Откуда взялась эта умопомрачительная история, вполне в духе булгаковских рассказов, не известная ни одному его биографу и явно пародирующая его истинную ситуацию? Похоже, без участия самого Михаила Афанасьевича тут не обошлось. Слегка пофантазировал, пошутил где-нибудь в писательской компании, а там пойдет само, можете не сомневаться, донесут куда следует. Кушайте мой «Блин» на здоровье! Вы не пускаете мои пьесы на сцену, ну что ж, я буду ставить их в жизни, с вашим участием!

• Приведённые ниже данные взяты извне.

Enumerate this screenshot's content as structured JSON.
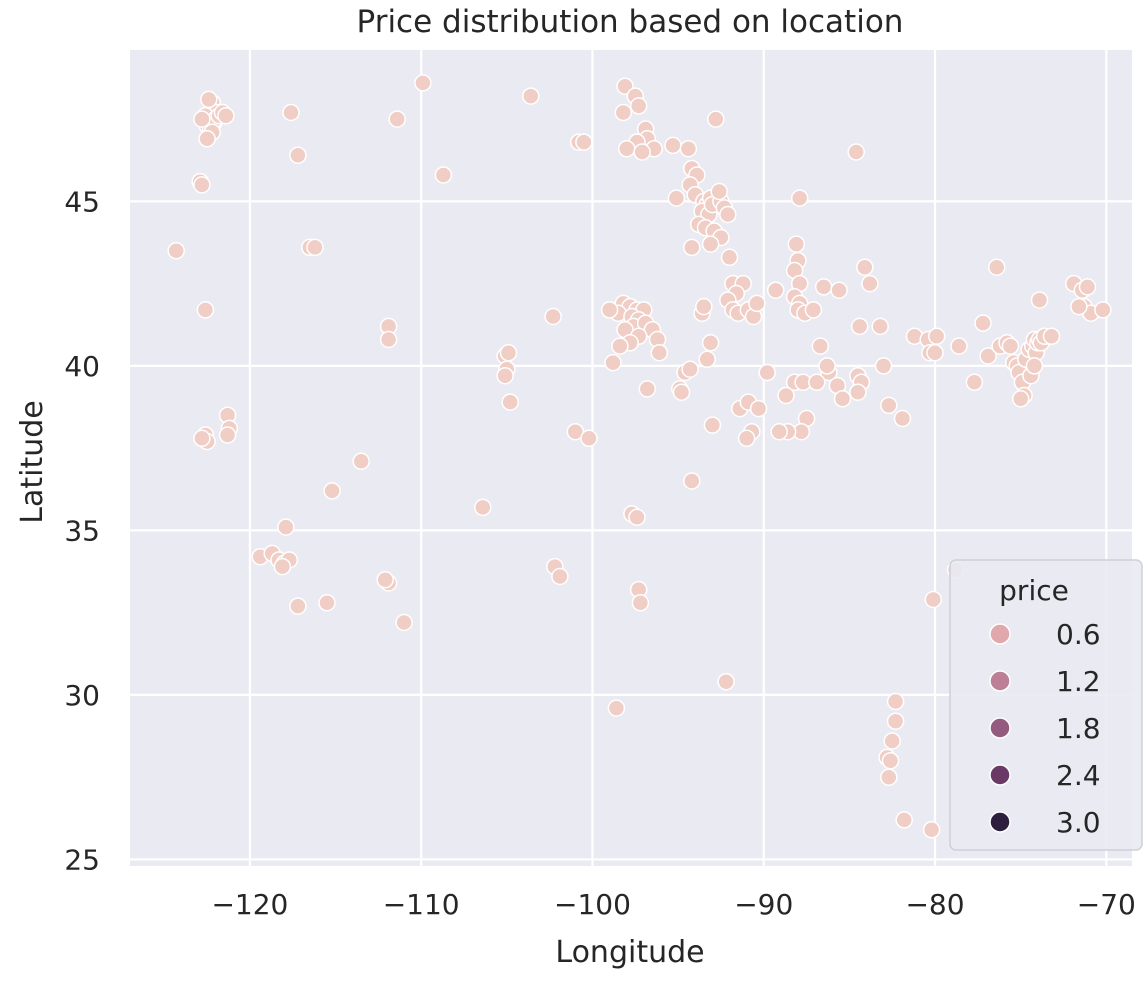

В мае 1931 года Булгаков делает еще одну попытку докричаться до Сталина — направляет ему просьбу о заграничном отпуске. В черновом варианте начинает с того, что просит вождя быть первым своим читателем (вспоминается николаевская эпоха, когда сам Царь стал цензором новых произведений Пушкина), но отбрасывает этот пассаж — слишком опасная аналогия. И пишет заново. Он откровенно называет себя одиноким волком на широком поле советской словесности, волком, который ныне вконец затравлен и прикончен. Ему, Булгакову, «привита психология заключенного». Вывод: «Мне нужно видеть свет и, увидев его, вернуться. Ключ в этом». «Неужели я до конца моей жизни не увижу других стран?» Он напоминает Сталину его же собственную фразу, сказанную по телефону: «Может быть, вам действительно нужно ехать за границу?..»
Другими словами, одинокий, затравленный волк просится погулять в лес, чтобы отдышаться, прийти в себя — до осени…
И в конце свое, ставшее уже идеей-фикс, желание — встретиться, лично поговорить, как того предлагал Сталин: «Писательское мое мечтание заключается в том, чтобы быть вызванным лично к Вам…»
В ответ — гробовое молчание. И чем дольше оно длится, тем все сильнее Булгаковым овладевает беспокойство, переходящее в отчаянье. Теперь он уже действительно серьезно болен — нервное переутомление, неврастения, с припадками бессилия, страха и тоски, вплоть до того, что он уже не может выйти на улицу.
Его неотступно гнетут исступленные мысли о встрече с генсеком и о загранице — желание переупрямить, преодолеть судьбу. Ведь говорил же Сталин, говорил: «Нужно найти время и встретиться»! Ведь говорил же: «Может, вам действительно нужно ехать за границу?»
Ведь было все это! Не галлюцинация же! Почему теперь молчит? Остается только шаг, один шаг — увидеть его и узнать судьбу!..
А ведь что ему стоит — только дать телеграмму: «Отправить завтра…» И все. И потоки солнца над Парижем…
Ответа не было.
Старый опытный Вересаев, которому Булгаков написал обо всем, открыл душу, советует: не мучайтесь безумными надеждами, ну представьте, объявили человеку: «У вас не может быть детей…»
А тут еще внезапная новость — Евгений Замятин получил разрешение уехать за границу. Тоже после письма Сталину. Чем взял? Тем, что Горький ему помогал? Или написал лучше?
Так, в бессильном метании, в угасании надежд, прошел этот год.
А в начале следующего, 1932-го вдруг забрезжил свет. Случилось это после того, как Сталин в очередной раз осчастливил Художественный театр своим посещением. Посмотрев спектакль и расслабившись, спросил между прочим:
— А что это «Дней Турбиных» у вас не видно?
Гром среди ясного неба! И завертелось…
Сводка Секретного отдела ОГПУ № 181:
«Актера» — добавляет для ясности «источник».
Булгаков не лукавил, когда говорил, что впрягся сразу в три упряжки. И что сделался актером — тоже правда, хотя собирался играть не в «Днях Турбиных», а в «Пиквикском клубе», по Диккенсу, — роль судьи. И вскоре сыграл — совершенно блестяще!
Он отдался на волю судьбы, вернее, вошел в русло большой работы. Кроме прозаической книги о Мольере и доработки «Мертвых душ» (получено разрешение и на эту постановку) заканчивал новую пьесу — «Адам и Ева» и там выдернул наконец из себя язвящее жало социального вожделения заключительным пассажем, обращенным к одному из героев: «Ты никогда не поймешь тех, кто организует человечество… Иди, тебя хочет видеть генеральный секретарь!»
Пусть этот персонаж вместо него отправляется к генсеку. С автора хватит! Место автора — за кулисами. Автору некогда, он захвачен романом о Мастере и Христе, погубленном было собственными руками, воскрешает его из пепла, пишет заново.